When the winter came in fully, he would have to learn how to modulate the fire that burned inside his bones, lest steam waft off his body in waves. Beggars could huddle around me like I’m some campfire.
The heat of the day had dissipated amicably, leaving the pleasant coolness of the wind to ruffle through his hood and bring it back down. Even though his leather coat reached unto his knees and wrists, thus making it a veritable oven, Eiden enjoyed the feeling of sweltering warmth in his chest. As did he bask in the cutting nip that rode the whistling winds borne from the east.
The heat was a comfort inherited by the vulcan salamander whose habitats were hot springs. Eiden wondered how many beasts he would ferry inside his spirit. How many more could he hold in the ark that was himself.
The Ark of Noachtiel, thought Eiden, retrieving the memories of the associated story.
The Countings of Erikson Falksblood, Wandering Priest of Noachtiel Upon the Lands of Free Kedwen
It was a funny little myth, the one of Noachtiel Son of Dyeus. The Sky-Father had sent a world-ending flood down upon Terra, aiming to drown any and all. For Man had killed his firstborn son born of a mortal woman. A warrior in some long-forgotten war, Noacht as was his mortal eponym, had been betrayed by his own men. They sold him for thirty slivers of silver, enough to drink a single night amongst themselves.
The demigod had already awakened his divine blood, having the magickal power to never bleed out. His trait was one rooted in the Sky-Father, Lord of the Twin Oceans, such so that his heart was said to beat salt-water through his veins.
How could one with brine in place of blood bleed out? Whose heart was bound to the depths of the Black Ocean, blood as endless and never-ending as the waters themselves.
It turned out that one could slay the son of a god. A blessing was remarkably similar to a curse, the breaking of either dependent on the irony at hand. If this son of a god bled brine, then why not return him to his source? All things had their end in their origin. Man was wrought of the mud of the earth and to its dust he would return.
Noach was drowned in a horse's trough mixed with salt.
As demigods went, his strength was not that great. The divinity inside himself was middling, bound only to his trait of never-ending blood. Well, middling to other demigods. To other mortal men, Noacht was a beast of a warrior. He might as well have been Oleranth Himself.

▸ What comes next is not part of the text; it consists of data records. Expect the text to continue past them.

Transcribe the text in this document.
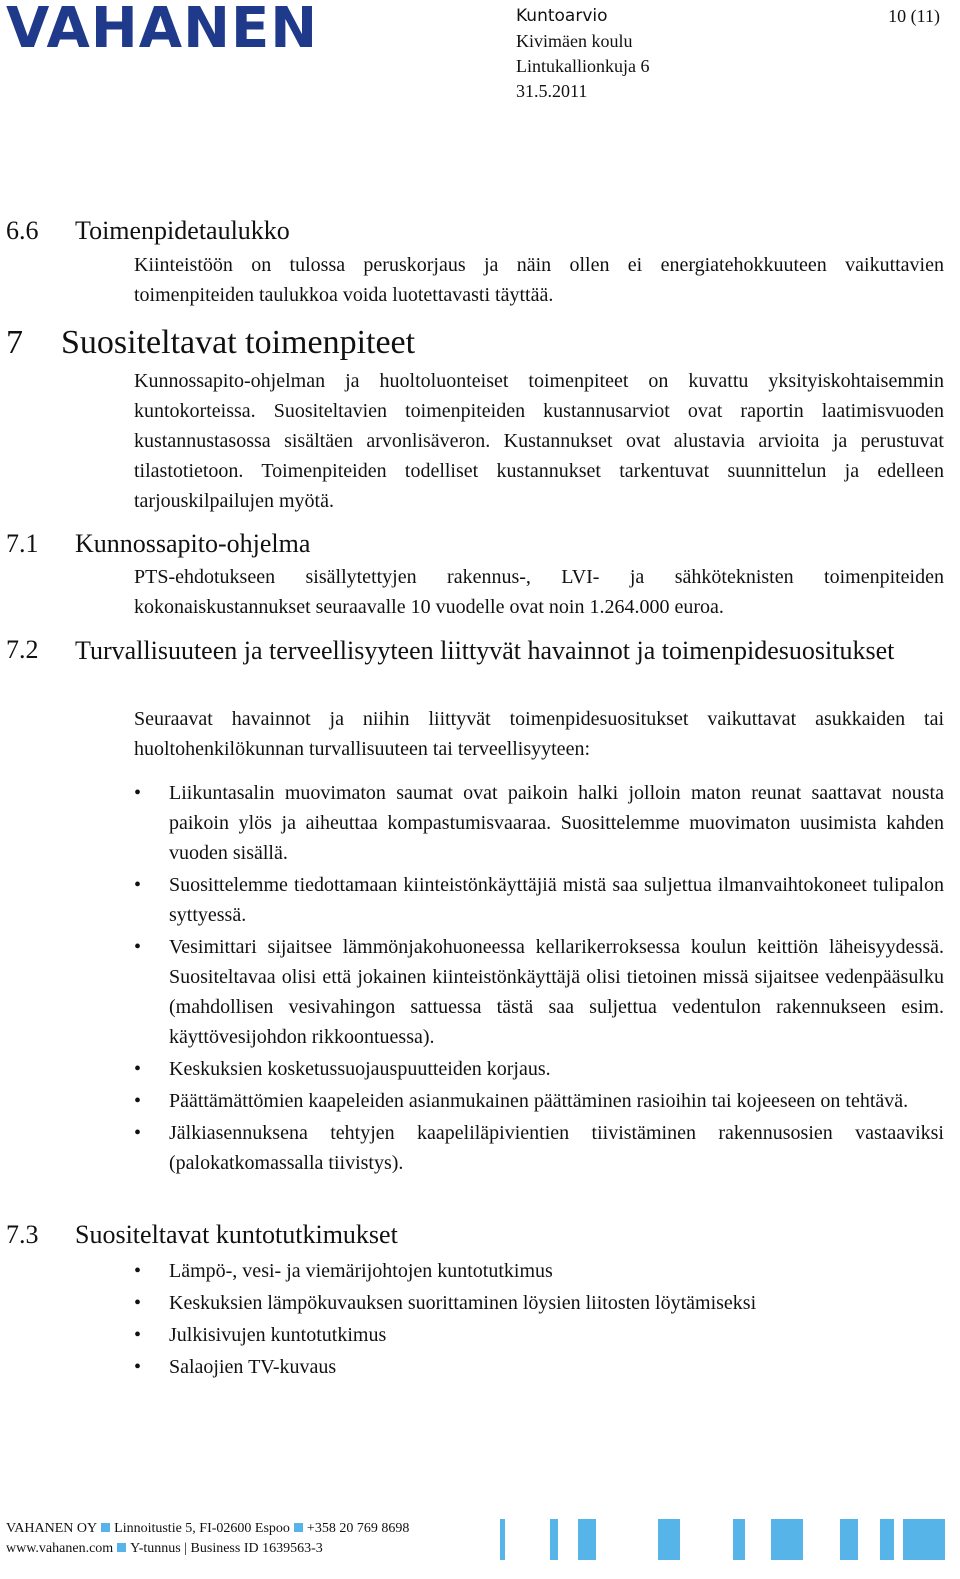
VAHANEN	Kuntoarvio
Kivimäen koulu
Lintukallionkuja 6
31.5.2011
10 (11)
6.6 Toimenpidetaulukko
Kiinteistöön on tulossa peruskorjaus ja näin ollen ei energiatehokkuuteen vaikuttavien toimenpiteiden taulukkoa voida luotettavasti täyttää.
7 Suositeltavat toimenpiteet
Kunnossapito-ohjelman ja huoltoluonteiset toimenpiteet on kuvattu yksityiskohtaisemmin kuntokorteissa. Suositeltavien toimenpiteiden kustannusarviot ovat raportin laatimisvuoden kustannustasossa sisältäen arvonlisäveron. Kustannukset ovat alustavia arvioita ja perustuvat tilastotietoon. Toimenpiteiden todelliset kustannukset tarkentuvat suunnittelun ja edelleen tarjouskilpailujen myötä.
7.1 Kunnossapito-ohjelma
PTS-ehdotukseen sisällytettyjen rakennus-, LVI- ja sähköteknisten toimenpiteiden kokonaiskustannukset seuraavalle 10 vuodelle ovat noin 1.264.000 euroa.
7.2 Turvallisuuteen ja terveellisyyteen liittyvät havainnot ja toimenpidesuositukset
Seuraavat havainnot ja niihin liittyvät toimenpidesuositukset vaikuttavat asukkaiden tai huoltohenkilökunnan turvallisuuteen tai terveellisyyteen:
• Liikuntasalin muovimaton saumat ovat paikoin halki jolloin maton reunat saattavat nousta paikoin ylös ja aiheuttaa kompastumisvaaraa. Suosittelemme muovimaton uusimista kahden vuoden sisällä.
• Suosittelemme tiedottamaan kiinteistönkäyttäjiä mistä saa suljettua ilmanvaihtokoneet tulipalon syttyessä.
• Vesimittari sijaitsee lämmönjakohuoneessa kellarikerroksessa koulun keittiön läheisyydessä. Suositeltavaa olisi että jokainen kiinteistönkäyttäjä olisi tietoinen missä sijaitsee vedenpääsulku (mahdollisen vesivahingon sattuessa tästä saa suljettua vedentulon rakennukseen esim. käyttövesijohdon rikkoontuessa).
• Keskuksien kosketussuojauspuutteiden korjaus.
• Päättämättömien kaapeleiden asianmukainen päättäminen rasioihin tai kojeeseen on tehtävä.
• Jälkiasennuksena tehtyjen kaapeliläpivientien tiivistäminen rakennusosien vastaaviksi (palokatkomassalla tiivistys).
7.3 Suositeltavat kuntotutkimukset
• Lämpö-, vesi- ja viemärijohtojen kuntotutkimus
• Keskuksien lämpökuvauksen suorittaminen löysien liitosten löytämiseksi
• Julkisivujen kuntotutkimus
• Salaojien TV-kuvaus
VAHANEN OY Linnoitustie 5, FI-02600 Espoo +358 20 769 8698
www.vahanen.com Y-tunnus | Business ID 1639563-3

Noacht died leagues away from the ocean, such so that Dyeus could not even lay claim to His son’s body. And in His rage, He sought to destroy the world. Oriath could not bring Himself to care, Elar-rea having taken Him to some refuge or another. The Lord had His patience to wait until Terra was dry once more to repopulate it in His Image. Maybe then He’d give Man the forbearance to not kill a godsdamned demigod and anger His Divine Brother.
After a full Turn of the Twins, storm clouds had yet to dissipate, blotching out the sun. And then, in the thundering blackness did Noacht rise from the Maws of Death. The Power of Dyeus was the lodestone and Noacht was iron. He arose from the Pale River, his soul not having passed through the Pale Visage proper.
And he rose not as Man, but God. Yet Dyeus did not recognize His son in His own divine rage.
But, Noacht was no longer simply Noacht. He was Noachtiel, godling of the drowned. Aspect of the Storm and Watcher Over Where Dead Ships Dwelt. He took upon the chill of Mortus and the waters of Dyeus, and was remade to the image of his own divine blood.
From the very horse’s trough He was drowned in as mortal man, Noachtiel took the wood to build a vessel to stave off His Heavenly Father’s fury. Somehow, little more than a log’s worth of wood was turned into the largest ship ever to grace the face of Terra.
Noachtiel first saved the animals of the Earth, some say He took two pairs of each, others tell tale of Him bringing all beasts with Him inside the Heavenly Vessel.
It was called the Ark, the word coming from the Vitaens. It meant “chest” and it was apt, for Noachtiel stored the living creatures of the world inside His holy artifact with the ease that a merchant might store coin inside a lockbox.
When His Father’s rage subsided, Noachtiel called out. Dyeus welcomed Him in open arms, sharing with the godling of Storm and Drowned a part of His reign over the skies and seas.
Noachtiel now sails the Ark through the Heavenly Bridge, whisking away Alba now and then for courting. Erebus was no possessive god to His sister and lover.
Any who seek to sail from the shores of Kedwen are to offer tribute to Noachtiel. If thirty silvers are not given to one of the Temples by the Sea, the sailor shall surely find himself tribulation. For just as Oriath wields the Spear of Caestus, Noachtiel wields the central prong from the Heavenly Trident.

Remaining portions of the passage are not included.